The golden rule assumes that what you want is what others want. That your preferences, your comfort zones, your love languages are universal. It's ethics built on projection — and projection, however well-intentioned, is a form of Power.
Consider a simple example. You love surprise parties. You love the spectacle, the attention, the energy of a room full of people shouting your name. So, following the golden rule, you throw a surprise party for your friend. The problem: your friend has severe social anxiety. What felt like Love to you — giving them what you'd want — is an act of Power. You imposed your preferences on their reality without consulting their actual needs.
The Novel Universe Cult proposes a revision: Do unto others as they would have done unto themselves.
This isn't just a semantic tweak. It's a fundamental shift in the demands ethics places on us. The traditional golden rule requires nothing more than self-knowledge — know what you want, then project it outward. The revised golden rule requires theory of mind — the active, ongoing effort to understand what another person actually wants, from their perspective, in their context, according to their preferences.
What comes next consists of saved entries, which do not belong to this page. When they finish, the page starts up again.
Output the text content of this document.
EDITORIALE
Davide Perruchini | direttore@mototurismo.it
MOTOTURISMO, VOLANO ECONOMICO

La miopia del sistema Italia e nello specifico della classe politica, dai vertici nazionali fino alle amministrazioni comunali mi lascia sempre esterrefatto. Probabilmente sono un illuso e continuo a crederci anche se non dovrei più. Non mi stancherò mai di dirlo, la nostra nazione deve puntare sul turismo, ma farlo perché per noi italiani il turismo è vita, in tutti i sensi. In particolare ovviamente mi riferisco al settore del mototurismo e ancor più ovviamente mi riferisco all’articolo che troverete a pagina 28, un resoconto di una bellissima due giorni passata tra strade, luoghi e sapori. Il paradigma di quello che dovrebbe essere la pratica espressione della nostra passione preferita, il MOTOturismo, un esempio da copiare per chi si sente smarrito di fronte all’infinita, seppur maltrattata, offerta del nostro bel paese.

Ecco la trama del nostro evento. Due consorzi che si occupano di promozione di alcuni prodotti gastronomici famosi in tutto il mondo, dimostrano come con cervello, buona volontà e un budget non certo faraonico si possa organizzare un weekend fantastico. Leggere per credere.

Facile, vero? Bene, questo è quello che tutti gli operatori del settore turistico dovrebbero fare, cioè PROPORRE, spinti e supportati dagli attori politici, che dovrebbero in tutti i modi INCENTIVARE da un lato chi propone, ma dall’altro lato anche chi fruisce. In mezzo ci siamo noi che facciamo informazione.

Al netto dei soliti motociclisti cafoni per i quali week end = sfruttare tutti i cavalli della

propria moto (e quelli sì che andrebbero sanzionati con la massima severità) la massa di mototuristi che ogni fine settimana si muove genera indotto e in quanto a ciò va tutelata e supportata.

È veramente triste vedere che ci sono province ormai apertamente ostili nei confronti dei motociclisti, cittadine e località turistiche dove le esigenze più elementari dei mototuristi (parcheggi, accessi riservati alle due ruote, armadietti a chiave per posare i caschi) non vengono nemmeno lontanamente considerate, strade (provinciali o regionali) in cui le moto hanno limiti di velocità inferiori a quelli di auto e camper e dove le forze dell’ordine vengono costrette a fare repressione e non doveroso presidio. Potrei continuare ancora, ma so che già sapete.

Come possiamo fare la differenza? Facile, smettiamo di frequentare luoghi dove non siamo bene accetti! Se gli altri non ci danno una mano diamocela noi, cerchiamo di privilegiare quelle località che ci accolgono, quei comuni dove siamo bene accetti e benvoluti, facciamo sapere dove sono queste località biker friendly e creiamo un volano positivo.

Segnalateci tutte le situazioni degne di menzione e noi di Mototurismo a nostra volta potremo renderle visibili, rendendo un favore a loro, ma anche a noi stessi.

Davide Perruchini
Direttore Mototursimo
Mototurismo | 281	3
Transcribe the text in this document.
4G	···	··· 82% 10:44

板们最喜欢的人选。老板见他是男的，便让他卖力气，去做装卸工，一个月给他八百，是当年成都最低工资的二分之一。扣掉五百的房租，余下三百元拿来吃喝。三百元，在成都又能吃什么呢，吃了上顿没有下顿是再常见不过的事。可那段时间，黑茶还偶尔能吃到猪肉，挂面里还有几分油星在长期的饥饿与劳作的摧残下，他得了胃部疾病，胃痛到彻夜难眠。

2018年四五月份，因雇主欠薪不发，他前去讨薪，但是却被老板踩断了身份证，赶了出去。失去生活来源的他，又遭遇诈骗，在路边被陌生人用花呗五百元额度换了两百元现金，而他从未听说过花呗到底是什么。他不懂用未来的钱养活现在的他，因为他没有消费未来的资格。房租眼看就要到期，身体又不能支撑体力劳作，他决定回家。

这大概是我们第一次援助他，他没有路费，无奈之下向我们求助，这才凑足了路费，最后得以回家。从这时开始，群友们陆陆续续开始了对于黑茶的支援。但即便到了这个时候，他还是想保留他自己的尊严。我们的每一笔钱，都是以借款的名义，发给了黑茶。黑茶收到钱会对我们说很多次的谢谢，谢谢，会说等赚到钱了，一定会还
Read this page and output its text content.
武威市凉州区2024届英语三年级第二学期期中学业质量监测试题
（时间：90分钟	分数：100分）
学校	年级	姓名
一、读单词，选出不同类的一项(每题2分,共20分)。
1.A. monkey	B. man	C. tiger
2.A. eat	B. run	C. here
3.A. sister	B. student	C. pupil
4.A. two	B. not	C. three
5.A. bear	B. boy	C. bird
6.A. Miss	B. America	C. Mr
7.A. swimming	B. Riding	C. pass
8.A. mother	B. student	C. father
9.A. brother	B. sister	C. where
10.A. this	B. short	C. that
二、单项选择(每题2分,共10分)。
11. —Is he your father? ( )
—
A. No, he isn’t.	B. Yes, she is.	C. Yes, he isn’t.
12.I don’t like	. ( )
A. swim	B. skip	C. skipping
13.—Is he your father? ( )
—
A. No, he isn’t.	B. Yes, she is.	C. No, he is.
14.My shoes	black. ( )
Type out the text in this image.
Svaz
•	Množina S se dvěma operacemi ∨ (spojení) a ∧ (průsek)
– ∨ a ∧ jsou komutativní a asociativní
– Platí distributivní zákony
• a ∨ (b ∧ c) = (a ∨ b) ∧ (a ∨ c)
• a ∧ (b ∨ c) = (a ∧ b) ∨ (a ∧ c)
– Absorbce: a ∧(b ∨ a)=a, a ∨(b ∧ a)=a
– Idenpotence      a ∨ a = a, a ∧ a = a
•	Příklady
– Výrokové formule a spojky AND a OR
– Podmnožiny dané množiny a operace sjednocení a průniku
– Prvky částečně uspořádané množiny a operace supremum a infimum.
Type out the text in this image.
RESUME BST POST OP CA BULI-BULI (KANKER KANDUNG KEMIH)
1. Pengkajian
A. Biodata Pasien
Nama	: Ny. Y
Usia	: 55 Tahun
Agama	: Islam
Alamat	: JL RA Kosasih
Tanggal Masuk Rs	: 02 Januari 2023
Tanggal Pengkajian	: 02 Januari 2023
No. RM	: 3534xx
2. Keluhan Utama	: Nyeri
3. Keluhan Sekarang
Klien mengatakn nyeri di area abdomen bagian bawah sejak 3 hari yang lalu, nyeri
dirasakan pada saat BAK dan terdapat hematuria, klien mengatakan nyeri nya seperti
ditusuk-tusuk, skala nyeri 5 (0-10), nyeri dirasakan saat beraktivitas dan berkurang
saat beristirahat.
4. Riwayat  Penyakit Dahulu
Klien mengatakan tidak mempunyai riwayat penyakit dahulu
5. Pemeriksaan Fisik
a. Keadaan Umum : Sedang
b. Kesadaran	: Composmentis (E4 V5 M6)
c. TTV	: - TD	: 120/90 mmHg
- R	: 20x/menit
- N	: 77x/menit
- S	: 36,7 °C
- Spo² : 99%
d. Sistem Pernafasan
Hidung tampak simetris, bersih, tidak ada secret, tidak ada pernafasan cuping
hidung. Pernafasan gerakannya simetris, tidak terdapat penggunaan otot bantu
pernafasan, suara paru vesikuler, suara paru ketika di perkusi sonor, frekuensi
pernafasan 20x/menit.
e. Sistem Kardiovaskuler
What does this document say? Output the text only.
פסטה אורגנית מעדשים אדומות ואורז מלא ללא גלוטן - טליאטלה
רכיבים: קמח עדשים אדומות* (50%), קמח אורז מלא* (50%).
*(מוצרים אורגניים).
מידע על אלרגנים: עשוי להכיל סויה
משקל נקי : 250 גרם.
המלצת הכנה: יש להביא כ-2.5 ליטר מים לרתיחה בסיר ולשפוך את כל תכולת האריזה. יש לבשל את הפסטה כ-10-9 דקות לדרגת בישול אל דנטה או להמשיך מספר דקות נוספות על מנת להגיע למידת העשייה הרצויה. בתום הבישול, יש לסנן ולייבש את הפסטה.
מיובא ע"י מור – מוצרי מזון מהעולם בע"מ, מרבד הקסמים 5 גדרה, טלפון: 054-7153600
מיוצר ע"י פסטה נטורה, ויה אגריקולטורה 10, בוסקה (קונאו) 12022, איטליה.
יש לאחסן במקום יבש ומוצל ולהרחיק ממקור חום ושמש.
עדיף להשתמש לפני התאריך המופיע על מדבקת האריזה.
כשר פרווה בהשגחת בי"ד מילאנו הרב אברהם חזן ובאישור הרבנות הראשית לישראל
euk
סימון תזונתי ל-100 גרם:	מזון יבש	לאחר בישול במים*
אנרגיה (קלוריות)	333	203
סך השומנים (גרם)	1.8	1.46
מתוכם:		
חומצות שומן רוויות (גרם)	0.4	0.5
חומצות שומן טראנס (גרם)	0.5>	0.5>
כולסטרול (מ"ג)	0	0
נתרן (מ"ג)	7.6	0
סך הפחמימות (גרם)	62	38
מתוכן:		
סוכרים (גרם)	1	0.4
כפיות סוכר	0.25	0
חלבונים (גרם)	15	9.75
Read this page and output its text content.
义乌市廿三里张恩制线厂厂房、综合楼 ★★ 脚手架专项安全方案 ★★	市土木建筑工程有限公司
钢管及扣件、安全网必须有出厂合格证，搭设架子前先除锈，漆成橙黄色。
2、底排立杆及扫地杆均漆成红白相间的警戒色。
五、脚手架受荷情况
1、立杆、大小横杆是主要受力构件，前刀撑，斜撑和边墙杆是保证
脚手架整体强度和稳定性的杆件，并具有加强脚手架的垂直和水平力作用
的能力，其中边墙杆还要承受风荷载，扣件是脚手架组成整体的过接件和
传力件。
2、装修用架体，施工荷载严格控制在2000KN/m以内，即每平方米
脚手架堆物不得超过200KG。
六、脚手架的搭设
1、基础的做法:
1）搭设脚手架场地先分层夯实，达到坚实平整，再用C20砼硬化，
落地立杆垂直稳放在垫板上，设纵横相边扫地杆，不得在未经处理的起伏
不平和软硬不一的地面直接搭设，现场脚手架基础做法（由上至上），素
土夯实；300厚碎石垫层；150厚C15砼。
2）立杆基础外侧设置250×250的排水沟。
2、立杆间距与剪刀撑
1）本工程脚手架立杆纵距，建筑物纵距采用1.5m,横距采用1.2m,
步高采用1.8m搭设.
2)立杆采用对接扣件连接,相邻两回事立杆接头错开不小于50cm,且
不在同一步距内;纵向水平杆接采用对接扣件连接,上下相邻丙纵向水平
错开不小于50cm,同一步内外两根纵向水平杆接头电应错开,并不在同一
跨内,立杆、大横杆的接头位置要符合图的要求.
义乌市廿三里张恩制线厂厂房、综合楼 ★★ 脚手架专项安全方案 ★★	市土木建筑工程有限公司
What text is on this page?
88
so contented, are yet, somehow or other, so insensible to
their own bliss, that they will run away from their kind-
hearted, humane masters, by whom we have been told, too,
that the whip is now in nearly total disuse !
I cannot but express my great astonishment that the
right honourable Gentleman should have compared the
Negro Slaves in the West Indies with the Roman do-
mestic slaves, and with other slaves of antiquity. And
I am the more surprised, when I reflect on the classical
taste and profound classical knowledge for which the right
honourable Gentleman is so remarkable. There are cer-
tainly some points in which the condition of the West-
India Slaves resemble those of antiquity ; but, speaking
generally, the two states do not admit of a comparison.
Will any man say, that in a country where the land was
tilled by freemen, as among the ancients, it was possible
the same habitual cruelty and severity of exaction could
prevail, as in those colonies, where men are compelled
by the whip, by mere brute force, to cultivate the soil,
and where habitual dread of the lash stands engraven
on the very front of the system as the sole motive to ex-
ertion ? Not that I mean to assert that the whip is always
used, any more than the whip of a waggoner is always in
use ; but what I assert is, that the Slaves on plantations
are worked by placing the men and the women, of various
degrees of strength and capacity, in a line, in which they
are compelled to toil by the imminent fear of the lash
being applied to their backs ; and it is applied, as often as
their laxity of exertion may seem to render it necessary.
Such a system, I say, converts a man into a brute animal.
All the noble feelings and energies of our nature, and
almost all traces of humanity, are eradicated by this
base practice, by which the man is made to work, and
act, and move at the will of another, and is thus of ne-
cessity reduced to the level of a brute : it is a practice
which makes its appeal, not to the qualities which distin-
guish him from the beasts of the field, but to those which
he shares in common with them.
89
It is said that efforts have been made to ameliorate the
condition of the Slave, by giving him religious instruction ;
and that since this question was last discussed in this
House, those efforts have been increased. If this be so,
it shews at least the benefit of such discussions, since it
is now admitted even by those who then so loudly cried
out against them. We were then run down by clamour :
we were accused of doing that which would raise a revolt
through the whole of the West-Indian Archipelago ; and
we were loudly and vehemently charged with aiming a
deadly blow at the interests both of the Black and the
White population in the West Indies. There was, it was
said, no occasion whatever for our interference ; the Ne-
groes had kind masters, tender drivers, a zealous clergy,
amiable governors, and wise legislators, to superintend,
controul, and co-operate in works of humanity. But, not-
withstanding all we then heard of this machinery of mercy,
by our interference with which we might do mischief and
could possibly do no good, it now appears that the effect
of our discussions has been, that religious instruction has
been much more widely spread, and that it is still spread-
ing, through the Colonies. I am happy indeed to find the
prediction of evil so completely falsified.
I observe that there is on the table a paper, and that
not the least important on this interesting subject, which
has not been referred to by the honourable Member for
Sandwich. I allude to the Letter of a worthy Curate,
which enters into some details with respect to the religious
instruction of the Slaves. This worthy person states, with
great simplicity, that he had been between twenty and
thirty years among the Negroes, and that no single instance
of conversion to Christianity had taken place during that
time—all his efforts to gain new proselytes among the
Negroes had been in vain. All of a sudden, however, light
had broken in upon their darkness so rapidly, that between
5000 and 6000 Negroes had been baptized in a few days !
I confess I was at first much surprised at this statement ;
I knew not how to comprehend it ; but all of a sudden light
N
This is harder. Considerably harder. It means asking before acting. It means accepting that your best guess about someone's needs might be wrong. It means sitting with the discomfort of not knowing, rather than filling that uncertainty with the comfortable fiction that everyone's inner life mirrors your own.
We practice this through the Ritual of the Branch — a monthly practice where members intentionally create Ripples in the world, either "casting" an act of preference outward or "catching" one from someone else. The ritual's power comes from its constraint: before you cast a Branch, you have to genuinely consider what the recipient would want, not what you'd want in their place.
The Creed illustrates this with a story. A member, Kai, wants to help his stressed-out roommate Raven, who's been picking up extra shifts because a coworker she's attracted to hasn't noticed her yet. Kai's instinct — what he'd want — is grand romantic gesture. Send flowers to the workplace. Force the issue. But Raven is shy. A public declaration would mortify her. So Kai adjusts. He makes her breakfast and stocks the fridge with her favorite energy drinks. It's smaller. Less dramatic. And it's exactly what Raven needed, because Kai bothered to find out what Raven would have done for herself.
The revised golden rule doesn't require you to be psychic. It requires you to be curious — to treat each person as a genuinely separate mind with genuinely different needs, and to invest the effort to discover what those needs actually are before acting on your assumptions.
In the Novel Universe Model, this distinction has cosmic stakes. In the Concert Hall, you'll experience every Ripple you created from the other person's perspective. The surprise party you threw for your anxious friend? You'll feel their panic. The breakfast Kai made for Raven? He'll feel her relief. The quality of your afterlife is, in part, a function of how well you understood the people your actions touched — not how good your intentions were, but how accurately your actions matched their actual needs.
Good intentions aren't enough. Empathy that starts and ends with yourself isn't empathy. The golden rule, revised, asks more of us. And that's exactly the point.